Vogliamo dunque renderci conto di quanto è avvenuto nel nostro secolo. L'interpretazione che ne propongo non pretende di essere l'unica valida. Mi sembra tuttavia che sia particolarmente illuminante. Penso che la caratteristica di questo secolo sia l'universale tensione all'unità. Questa, dunque, sarebbe la tesi: il segno dei tempi, del secolo, è la universale ricerca dell'unità. Per spiegarla vorrei brevemente ricorrere alla storia della filosofia per poi tornare al nostro tempo.
«Io penso» - «io faccio»
dal
sistema universale
alla fattibilità universale
A segnare una svolta
decisiva di cui solo oggi sperimentiamo pienamente le conseguenze è stato, nel
diciassettesimo secolo, il tentativo di Cartesio di arrivare ad una scienza
universale («Mathesis universalis»). Forse non sempre si sa che Cartesio con cib ha voluto salvare la filosofia
scolastica. Vedendo come essa non aveva pij presa sulla mentalità di
quell'epoca, ha voluto fondarla su una nuova certezza, riconducendo tutti i
principi della filosofia scolastica all'esperienza della ragione, ovvero al
soggetto pensante: tutto ormai andava pensato e strutturato secondo la
struttura del soggetto pensante. Più tardi Kant avrebbe assunto questo
approccio radicalizzandolo però fino a staccarsi decisamente dalla scolastica.

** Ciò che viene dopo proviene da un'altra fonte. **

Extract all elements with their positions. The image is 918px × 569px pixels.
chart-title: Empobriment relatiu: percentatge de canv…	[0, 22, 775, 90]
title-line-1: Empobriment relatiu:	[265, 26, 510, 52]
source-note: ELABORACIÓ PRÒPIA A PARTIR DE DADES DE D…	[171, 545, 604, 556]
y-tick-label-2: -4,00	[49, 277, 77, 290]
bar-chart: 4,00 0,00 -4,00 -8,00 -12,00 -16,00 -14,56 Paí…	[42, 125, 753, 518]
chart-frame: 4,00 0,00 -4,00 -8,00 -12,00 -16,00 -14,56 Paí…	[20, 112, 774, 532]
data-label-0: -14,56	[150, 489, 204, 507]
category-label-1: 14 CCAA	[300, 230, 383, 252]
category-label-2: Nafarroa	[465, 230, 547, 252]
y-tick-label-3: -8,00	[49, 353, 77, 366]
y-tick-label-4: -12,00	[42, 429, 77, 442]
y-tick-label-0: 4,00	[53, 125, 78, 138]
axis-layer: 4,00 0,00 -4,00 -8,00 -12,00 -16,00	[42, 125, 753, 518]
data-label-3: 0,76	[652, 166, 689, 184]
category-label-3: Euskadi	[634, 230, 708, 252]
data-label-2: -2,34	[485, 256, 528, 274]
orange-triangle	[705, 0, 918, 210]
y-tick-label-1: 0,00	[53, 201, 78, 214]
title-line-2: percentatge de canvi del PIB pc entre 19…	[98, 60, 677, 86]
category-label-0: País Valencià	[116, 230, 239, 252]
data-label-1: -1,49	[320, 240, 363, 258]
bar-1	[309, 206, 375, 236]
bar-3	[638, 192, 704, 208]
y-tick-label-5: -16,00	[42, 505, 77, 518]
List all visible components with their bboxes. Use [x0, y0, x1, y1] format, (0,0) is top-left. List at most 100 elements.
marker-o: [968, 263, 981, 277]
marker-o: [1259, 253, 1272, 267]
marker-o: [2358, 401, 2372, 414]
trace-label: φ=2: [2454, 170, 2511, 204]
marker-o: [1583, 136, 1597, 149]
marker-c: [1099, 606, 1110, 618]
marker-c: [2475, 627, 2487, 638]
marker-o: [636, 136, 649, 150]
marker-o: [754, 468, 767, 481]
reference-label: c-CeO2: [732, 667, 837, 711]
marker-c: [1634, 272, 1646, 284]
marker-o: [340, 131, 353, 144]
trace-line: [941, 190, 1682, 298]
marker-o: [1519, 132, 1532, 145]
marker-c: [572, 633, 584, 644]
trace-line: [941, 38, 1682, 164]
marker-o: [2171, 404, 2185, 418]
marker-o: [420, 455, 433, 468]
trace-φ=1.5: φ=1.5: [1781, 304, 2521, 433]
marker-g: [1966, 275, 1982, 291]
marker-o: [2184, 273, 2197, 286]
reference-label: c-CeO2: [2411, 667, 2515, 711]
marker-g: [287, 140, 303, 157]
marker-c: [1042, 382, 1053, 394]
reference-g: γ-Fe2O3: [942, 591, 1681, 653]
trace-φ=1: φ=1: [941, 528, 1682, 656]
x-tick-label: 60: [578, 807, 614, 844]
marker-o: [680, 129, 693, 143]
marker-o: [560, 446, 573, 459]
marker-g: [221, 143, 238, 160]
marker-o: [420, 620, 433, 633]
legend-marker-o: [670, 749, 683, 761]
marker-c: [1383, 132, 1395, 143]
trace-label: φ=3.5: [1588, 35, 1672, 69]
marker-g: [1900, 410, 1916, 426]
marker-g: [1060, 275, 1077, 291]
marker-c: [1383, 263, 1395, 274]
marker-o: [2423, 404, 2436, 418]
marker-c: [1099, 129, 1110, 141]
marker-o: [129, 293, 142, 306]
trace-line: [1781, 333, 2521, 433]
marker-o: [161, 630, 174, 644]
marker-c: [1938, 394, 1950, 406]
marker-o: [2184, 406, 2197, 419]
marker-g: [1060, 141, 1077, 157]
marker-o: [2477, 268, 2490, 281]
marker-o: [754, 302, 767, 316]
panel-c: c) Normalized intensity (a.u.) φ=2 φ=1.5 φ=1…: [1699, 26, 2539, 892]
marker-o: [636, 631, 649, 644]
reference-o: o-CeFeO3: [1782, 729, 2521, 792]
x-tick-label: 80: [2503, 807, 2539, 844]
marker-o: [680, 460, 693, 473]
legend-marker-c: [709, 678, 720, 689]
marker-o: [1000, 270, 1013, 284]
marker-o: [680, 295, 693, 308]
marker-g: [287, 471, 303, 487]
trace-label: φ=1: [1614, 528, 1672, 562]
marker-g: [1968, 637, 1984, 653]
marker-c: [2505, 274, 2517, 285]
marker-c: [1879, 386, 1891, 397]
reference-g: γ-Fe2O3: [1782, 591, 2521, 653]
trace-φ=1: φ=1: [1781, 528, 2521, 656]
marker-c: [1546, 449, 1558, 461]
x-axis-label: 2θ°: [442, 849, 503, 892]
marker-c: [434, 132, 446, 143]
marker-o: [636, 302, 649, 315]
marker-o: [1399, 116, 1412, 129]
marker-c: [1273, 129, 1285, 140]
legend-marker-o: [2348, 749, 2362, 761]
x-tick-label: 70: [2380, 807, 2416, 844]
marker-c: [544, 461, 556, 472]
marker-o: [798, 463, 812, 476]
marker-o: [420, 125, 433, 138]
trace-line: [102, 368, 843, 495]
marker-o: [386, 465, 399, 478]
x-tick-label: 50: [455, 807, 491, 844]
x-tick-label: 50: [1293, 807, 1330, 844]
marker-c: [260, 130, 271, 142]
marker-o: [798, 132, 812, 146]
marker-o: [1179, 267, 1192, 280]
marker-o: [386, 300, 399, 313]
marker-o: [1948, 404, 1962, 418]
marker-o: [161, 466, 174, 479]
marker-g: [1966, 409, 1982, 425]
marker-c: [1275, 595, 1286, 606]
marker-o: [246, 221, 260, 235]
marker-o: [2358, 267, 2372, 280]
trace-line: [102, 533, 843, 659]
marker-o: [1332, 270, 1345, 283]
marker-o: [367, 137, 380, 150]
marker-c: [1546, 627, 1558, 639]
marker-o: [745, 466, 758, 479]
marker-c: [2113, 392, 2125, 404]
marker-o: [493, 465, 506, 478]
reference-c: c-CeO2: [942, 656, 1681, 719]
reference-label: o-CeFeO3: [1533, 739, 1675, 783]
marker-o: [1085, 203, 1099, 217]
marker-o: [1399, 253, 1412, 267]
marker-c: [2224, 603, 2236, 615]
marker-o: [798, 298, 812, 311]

Più tardi ancora, sempre sulla scia di quest'eredità, Hegel svilupperà il suo
sistema dello «spirito assoluto».
Pur nella varietà delle
elaborazioni, i tre hanno in comune ciò che ritroviamo in tutti i grandi
«sistemi» moderni: il soggetto (subiectum) come indiscusso punto di partenza;
punto di partenza dal quale un pensatore come Schelling ha voluto dedurre ogni
altro concetto. Lo stesso Marx si muove in questa prospettiva, con la
differenza, però, che il soggetto ora è il noi: la classe, la società. Ciò che
caratterizza, dunque, il tempo moderno è la tensione ad un sistema universale,
imperniato nel soggetto che pensa ed afferma se stesso.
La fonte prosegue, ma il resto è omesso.